2.5 True. Both balls experience the same vertical acceleration (g = 9.8 m/s² downward) and start with zero vertical velocity. Their vertical motions are identical, so they hit the ground simultaneously.

2.6 False. For a projectile launched from and landing at the same height, range = v² sin(2θ)/g. The maximum range occurs at θ = 45° because sin(90°) = 1 is the maximum. Angles above 45° give the same range as their complementary angle below 45° (e.g. 60° gives the same range as 30°), but less than at 45°.

Q3 — Cloze paragraph

In order: gravity / parabolic / horizontal / constant / vertical / zero / independence / time.

Q4.1 — Function of resolving velocity

Resolving the launch velocity separates the problem into two independent one-dimensional motions (horizontal: constant velocity; vertical: constant acceleration due to gravity). This allows the simpler kinematic equations for each direction to be applied independently, and time acts as the connecting variable.

Q4.2 — Why only vertical component determines flight time

The flight ends when the vertical displacement returns to the launch height (or reaches the ground). Since there is no vertical displacement change caused by horizontal motion, and gravity acts only vertically, the time spent in the air is entirely governed by the vertical component of velocity and the vertical acceleration due to gravity.
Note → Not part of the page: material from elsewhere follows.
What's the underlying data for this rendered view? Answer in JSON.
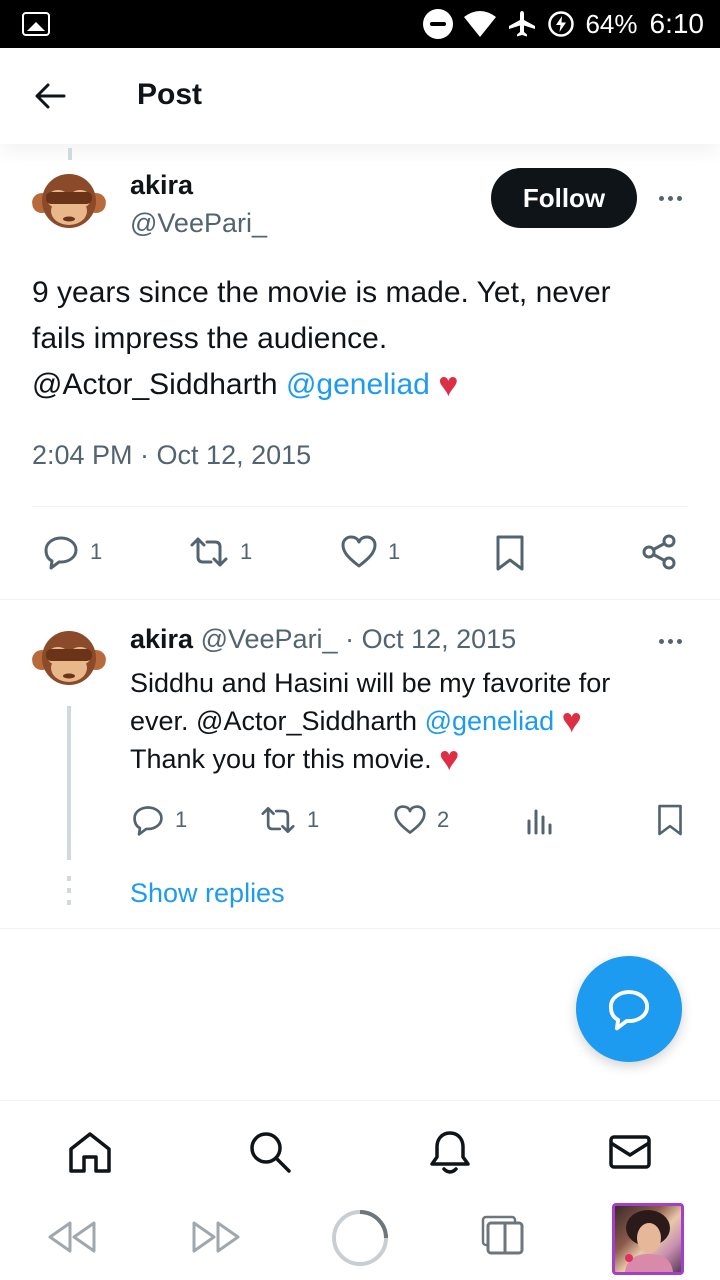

Q4.3 — Vertical velocity at maximum height

The vertical velocity at maximum height is zero (v_y = 0). Using v_y = u_y + at with v_y = 0: 0 = u_y − gt ⇒ t = u_y/g.

Q4.4 — Why s_x = v_xt

For a projectile there is no horizontal acceleration (a_x = 0), so the ½a_xt² term in the full kinematic equation is zero. The equation reduces to s_x = v_xt, confirming constant horizontal velocity.

Q5 — Sample concept map

Correct maps should include arrows such as:

launch velocity — is resolved into → horizontal component
launch velocity — is resolved into → vertical component
gravity — continuously changes → vertical component
vertical component — determines → time of flight
horizontal component + time of flight — together determine → range
vertical component + gravity — together determine → maximum height
horizontal component — stays constant; not affected by → gravity

Award 1 mark per valid labelled arrow (minimum 7, maximum 7 marked).

Q6 — Projectile diagram labels

A: Launch angle θ (angle above the horizontal). B: Initial (launch) velocity v. C: Horizontal component v_x = v cosθ. D: Vertical component v_y = v sinθ (at launch). E: Maximum height (highest point on trajectory). F: Range (total horizontal displacement to landing). G: Point where vertical velocity = 0 (the peak / maximum height point).